Characteristic for the development of Strongyloides westeri is a generation transfer of its host.

The adult nematodes settle preferentially in the duodenum and jejunum and consist only of female worms, which reproduce parthenogenetically. Their eggs are excreted in the feces of the host animals, from which the rhabditiform larvae I hatch shortly. These can now either develop into the infectious larvae III via two moults, or develop into pre-sexual larvae, which become sexually mature animals and lay eggs exogenously. Then Larvae hatch from the eggs, which then develop into the infectious larvae III via two moults.

Larva III can survive without a host for up to 4 months and infect the host animals percutaneously. Within the initial infection, the nematode enters the lungs via the bloodstream and lymphatic pathways; from there it travels, due to coughing, through the trachea and pharynx into the digestive tract, where it colonises the small intestine within days. The prepatency of this tracheal migratory pathway is 9 days.

If the host animal is reinfected orally or percutaneously, it enters the mammary complex via the bloodstream and not the lungs. The mammary complex is considered the predilection site. The prepatency only takes 6 days. Reactivation of these larvae begins during pregnancy after which they are transferred to the foal via the colostrum.This excretion of the larvae within the mother's milk starts 2 to 4 days after foaling and lasts up to 7 weeks. Early infection treatments for foals can prevent the galaction infection altogether, but leads to disturbances in the development of their immunsystems. It also does not prevent the high risk of reinfection.

== Symptoms ==
Strongyloides westeri commonly infect young foals, they are associated with small intestine enteritis resulting in diarrhea, the diarrhea could also be a result of intestinal pathogens. The diarrhea causes denuding of hair in the perianal area due to irritation caused by wet liquid feces. When infected percutaneously, skin infections, like dermatitis, and reactions resulting in itching and hyperactiveness are observed, in older foals swelling of the lower hind limb can occur. Foals may become emaciated, listless, and dehydrated from enteritis when heavily infected.

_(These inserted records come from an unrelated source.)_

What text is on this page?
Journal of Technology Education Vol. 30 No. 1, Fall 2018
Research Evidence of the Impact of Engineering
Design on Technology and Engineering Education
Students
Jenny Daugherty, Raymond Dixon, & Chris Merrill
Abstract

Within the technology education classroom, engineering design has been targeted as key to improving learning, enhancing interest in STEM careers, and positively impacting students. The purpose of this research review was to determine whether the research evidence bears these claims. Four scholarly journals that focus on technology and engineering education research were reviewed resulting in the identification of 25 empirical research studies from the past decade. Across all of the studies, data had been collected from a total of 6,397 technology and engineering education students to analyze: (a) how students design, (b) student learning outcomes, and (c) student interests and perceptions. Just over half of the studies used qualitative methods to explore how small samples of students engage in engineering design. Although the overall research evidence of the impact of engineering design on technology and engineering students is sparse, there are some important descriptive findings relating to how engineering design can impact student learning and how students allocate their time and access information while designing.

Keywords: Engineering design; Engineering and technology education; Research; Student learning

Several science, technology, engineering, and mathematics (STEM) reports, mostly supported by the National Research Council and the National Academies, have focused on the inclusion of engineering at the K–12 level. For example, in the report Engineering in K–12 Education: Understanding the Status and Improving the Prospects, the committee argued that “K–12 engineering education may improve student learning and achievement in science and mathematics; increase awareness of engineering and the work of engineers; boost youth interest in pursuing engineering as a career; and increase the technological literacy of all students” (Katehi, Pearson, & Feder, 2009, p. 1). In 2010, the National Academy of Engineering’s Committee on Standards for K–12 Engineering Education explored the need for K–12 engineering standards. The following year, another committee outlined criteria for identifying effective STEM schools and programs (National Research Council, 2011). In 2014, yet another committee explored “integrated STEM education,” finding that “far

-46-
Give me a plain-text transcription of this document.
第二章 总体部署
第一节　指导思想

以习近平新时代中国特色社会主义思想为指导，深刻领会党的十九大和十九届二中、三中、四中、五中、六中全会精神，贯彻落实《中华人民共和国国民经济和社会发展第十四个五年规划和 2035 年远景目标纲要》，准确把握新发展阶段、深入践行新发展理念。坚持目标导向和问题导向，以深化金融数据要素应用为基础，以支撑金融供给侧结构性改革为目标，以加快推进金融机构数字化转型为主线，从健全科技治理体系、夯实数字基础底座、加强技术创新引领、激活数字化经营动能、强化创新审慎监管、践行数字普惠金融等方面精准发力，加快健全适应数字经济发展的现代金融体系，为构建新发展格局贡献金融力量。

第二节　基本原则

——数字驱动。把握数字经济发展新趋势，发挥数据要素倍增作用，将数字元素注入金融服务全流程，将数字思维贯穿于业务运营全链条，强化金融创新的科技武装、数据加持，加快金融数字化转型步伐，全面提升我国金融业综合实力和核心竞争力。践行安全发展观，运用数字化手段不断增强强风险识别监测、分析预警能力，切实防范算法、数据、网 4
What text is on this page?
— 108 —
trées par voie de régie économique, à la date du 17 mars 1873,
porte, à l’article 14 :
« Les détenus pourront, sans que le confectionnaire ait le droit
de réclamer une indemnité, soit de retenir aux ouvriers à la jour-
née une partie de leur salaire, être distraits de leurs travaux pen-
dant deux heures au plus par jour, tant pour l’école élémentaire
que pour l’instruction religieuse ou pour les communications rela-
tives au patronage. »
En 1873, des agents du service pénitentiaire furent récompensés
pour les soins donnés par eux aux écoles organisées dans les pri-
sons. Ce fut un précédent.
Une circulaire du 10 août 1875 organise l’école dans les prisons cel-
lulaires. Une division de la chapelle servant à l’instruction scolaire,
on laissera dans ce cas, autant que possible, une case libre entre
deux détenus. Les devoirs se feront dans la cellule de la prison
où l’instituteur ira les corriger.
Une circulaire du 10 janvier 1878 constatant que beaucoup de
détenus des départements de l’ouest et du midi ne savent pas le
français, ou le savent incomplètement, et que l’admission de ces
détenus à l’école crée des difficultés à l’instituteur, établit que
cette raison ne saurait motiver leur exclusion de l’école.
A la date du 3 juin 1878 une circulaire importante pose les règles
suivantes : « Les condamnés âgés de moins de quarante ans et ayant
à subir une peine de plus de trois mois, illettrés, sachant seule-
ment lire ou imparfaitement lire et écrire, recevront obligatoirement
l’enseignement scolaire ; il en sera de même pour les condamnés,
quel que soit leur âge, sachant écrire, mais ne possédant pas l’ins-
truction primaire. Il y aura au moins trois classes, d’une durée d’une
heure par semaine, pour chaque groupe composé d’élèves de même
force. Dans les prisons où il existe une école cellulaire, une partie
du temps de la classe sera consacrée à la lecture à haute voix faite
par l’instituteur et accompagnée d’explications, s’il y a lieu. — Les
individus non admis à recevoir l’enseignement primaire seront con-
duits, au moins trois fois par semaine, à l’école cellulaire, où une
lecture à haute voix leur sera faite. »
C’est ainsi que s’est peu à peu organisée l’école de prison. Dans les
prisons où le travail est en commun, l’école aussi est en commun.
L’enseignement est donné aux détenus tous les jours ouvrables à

Coughing is only a short term effect during the migration of the S. westeri from the lung to the digestive system, the infection of the lung can result in excessive production of mucus or pneumonia.

== Prevention and treatment ==
Deworming the mare during the last weeks of the pregnancy is an attempt to minimize lactogenic transmission, without  full effectiveness. Another prevention attempt is environmental hygiene like removal of foal feces and usage of chemicals to keep the environment from getting too acidic, so that percutaneous transmission is reduced. On breeding farms foals are often dewormed at about two weeks of age, so that clinical diseases are avoided.

There are only two marketed equine anthelmintics with an efficacy against S. westeri. The two medications are called Oxibendazole and Ivermectin and both are used orally; for the treatment with Oxibendazole a dose of 15 milligram per one kilogram body weight is needed; a smaller dose of Ivermectin is needed only two milligram per one kilogram body weight.